Desserts, of course, were excellent, combining both terrific creativity and spot-on execution. Particular favorites were the Well ($12), a composition of milk granita designed to resemble pasta preparation, and the Trimmings ($12) of dark chocolate, peanut and bergamot caramel.
There is enough about 189 by Dominique Ansel to make me think it’s an effort worth supporting. The dining room is a pleasant space and the service is youthful, quirky and rather endearing. The wine list has some real gems by the glass, and the pre-dinner cocktails were all excellent. For me, a restaurant's bar is judged less on its own list of creations and more on how they handle the classics; at 189, a perfectly balanced Plymouth Gin martini ($15) revealed that this bar knows what it's doing.
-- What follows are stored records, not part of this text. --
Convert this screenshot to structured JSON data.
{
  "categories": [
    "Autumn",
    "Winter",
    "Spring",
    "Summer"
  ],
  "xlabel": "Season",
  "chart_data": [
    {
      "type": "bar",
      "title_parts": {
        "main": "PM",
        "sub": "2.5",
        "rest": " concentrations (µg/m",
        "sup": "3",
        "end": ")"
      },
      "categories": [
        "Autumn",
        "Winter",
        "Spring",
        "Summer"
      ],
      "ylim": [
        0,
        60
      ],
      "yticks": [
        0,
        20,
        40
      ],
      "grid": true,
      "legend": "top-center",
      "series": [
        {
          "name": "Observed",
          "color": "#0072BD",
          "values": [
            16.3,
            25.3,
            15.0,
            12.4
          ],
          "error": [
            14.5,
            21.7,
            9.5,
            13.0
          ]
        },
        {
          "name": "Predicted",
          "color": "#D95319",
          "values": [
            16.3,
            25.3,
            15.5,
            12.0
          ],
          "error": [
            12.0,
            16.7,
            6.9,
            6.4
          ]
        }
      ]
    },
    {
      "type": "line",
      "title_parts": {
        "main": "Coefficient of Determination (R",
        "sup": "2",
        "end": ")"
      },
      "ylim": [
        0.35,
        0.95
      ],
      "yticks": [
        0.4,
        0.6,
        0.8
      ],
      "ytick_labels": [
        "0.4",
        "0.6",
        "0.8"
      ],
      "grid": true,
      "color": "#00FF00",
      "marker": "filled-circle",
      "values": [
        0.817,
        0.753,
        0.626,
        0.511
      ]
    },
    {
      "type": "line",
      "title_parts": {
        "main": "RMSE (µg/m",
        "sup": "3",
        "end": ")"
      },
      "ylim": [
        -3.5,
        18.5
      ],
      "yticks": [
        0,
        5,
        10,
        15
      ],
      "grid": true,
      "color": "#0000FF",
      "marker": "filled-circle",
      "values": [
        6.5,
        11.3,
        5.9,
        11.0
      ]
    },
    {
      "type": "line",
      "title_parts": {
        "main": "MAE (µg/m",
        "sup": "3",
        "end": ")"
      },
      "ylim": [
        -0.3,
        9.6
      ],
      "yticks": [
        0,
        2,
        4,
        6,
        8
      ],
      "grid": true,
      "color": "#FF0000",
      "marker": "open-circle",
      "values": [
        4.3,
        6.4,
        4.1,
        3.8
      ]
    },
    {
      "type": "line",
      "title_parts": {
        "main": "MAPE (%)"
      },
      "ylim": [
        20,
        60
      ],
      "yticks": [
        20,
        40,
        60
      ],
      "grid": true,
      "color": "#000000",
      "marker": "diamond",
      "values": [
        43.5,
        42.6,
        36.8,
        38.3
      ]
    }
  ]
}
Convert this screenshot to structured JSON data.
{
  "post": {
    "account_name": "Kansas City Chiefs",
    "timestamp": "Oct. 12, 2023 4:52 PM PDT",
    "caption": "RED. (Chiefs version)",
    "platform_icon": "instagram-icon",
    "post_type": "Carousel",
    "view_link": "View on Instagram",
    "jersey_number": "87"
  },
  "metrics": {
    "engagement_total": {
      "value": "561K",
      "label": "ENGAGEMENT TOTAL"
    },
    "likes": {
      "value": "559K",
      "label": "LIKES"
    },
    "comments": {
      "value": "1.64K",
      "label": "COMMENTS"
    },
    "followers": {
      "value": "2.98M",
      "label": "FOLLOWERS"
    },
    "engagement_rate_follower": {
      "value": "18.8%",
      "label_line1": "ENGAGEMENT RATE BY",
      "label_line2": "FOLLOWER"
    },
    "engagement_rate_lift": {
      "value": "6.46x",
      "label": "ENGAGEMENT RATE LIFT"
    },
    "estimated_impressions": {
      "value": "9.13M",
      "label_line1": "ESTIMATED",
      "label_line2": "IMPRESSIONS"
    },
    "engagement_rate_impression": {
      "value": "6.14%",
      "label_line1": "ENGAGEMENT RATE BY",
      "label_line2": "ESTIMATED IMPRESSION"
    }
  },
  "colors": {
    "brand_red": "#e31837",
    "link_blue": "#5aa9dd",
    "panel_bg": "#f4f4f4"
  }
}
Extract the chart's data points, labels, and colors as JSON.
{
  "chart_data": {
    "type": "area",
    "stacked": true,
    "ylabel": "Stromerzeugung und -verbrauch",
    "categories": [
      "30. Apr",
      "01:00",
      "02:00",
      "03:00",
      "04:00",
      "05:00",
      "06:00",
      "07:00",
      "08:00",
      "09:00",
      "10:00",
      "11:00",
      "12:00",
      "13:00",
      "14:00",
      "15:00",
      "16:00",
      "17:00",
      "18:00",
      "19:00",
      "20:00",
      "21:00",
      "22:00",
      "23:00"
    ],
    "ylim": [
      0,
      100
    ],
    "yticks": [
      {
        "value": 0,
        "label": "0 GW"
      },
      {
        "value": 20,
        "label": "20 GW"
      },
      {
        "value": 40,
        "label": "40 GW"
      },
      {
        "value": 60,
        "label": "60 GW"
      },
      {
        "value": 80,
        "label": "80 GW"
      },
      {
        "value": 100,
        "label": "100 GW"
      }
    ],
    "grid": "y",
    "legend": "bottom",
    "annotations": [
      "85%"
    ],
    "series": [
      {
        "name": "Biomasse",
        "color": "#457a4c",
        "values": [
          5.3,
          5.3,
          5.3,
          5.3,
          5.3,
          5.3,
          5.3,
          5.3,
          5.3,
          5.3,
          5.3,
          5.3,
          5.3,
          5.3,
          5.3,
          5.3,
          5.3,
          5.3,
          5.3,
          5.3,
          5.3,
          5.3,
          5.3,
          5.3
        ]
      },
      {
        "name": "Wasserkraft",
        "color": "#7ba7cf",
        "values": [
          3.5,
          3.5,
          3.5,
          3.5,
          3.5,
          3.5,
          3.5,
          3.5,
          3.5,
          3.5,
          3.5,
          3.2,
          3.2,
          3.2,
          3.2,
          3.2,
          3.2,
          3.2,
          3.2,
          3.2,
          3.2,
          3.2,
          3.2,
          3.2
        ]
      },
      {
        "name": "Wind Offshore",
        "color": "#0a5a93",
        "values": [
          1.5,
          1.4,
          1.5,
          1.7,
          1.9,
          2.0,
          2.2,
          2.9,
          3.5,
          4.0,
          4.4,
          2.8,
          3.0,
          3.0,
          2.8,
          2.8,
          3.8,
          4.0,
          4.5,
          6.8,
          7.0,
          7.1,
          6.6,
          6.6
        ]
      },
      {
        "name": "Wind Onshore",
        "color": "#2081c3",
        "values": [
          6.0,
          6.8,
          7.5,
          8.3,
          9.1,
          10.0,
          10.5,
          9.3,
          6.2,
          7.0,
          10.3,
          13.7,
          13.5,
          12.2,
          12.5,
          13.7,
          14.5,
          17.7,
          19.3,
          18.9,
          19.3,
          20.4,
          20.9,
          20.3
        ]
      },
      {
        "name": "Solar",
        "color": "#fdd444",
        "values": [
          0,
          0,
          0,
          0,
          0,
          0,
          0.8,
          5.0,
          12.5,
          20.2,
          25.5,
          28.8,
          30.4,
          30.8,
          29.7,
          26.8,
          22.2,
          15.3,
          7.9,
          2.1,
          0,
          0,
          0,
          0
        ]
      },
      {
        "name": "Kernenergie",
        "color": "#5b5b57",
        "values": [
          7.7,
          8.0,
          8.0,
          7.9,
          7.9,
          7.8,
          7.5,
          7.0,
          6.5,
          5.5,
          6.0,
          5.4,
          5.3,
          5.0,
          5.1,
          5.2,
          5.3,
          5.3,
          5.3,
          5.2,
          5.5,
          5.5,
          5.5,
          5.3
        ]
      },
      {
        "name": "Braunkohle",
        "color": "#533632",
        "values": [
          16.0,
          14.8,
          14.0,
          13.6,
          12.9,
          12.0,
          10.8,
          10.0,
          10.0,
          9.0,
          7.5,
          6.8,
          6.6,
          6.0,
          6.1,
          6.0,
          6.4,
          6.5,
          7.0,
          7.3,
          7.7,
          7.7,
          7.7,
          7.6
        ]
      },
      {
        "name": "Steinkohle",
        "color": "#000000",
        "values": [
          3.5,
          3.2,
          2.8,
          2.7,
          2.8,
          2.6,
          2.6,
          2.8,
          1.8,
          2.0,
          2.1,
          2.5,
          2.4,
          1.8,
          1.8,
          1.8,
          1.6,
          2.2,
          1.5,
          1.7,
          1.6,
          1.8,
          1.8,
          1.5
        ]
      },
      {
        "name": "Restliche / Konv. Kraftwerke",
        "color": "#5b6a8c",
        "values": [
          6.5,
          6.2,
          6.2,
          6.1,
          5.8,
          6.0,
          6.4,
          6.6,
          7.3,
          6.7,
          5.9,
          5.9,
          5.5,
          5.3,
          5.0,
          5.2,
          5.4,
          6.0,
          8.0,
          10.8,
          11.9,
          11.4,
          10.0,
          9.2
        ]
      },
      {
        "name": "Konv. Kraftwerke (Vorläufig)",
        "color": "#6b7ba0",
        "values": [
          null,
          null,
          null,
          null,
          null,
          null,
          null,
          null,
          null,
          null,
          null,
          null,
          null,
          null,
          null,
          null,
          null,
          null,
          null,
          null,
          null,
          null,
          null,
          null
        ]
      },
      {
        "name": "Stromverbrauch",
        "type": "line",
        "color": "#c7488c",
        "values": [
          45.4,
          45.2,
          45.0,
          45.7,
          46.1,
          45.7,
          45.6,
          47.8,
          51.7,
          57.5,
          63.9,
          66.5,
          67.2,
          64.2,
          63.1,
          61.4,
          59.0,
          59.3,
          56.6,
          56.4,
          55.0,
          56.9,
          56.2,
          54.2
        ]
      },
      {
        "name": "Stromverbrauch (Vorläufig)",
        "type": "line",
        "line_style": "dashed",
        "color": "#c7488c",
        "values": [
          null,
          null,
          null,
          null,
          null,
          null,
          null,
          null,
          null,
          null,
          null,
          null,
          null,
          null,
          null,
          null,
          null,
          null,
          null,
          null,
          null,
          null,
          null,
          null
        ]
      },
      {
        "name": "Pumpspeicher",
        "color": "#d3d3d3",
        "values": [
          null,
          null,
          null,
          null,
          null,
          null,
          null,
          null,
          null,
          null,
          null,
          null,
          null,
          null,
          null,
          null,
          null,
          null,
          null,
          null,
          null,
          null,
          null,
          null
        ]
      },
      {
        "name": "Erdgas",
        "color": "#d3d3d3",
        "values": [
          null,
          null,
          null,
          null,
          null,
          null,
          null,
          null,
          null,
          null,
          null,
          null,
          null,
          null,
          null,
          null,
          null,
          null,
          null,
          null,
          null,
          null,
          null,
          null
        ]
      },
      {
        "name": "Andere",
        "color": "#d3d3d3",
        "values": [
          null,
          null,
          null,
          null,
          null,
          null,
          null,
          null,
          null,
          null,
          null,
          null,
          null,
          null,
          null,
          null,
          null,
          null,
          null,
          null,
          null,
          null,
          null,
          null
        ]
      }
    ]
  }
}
However, the kitchen still has work to do on the execution front to persuade people that Lilliputian portions of food, at pretty aggressive pricing, is worth walking up a flight of steps to experience.
VITALS
WHAT TO EAT
Order the sweet corn elote milk bread and a couple of the vegetarian dishes, and you’ll be good to go.
WHERE TO SIT
The terrace seating is sure to be fought over in warmer weather, but the booths close to the bar, or the stools overlooking the open kitchen, are the place to be.
WHAT TO DRINK
The well-made cocktails are an excellent way to start, and the wine list allows for worthwhile choices at all budget levels, including a wide selection by the glass. For those of you who like your wine as funky as James Brown, there are also natural wines on offer.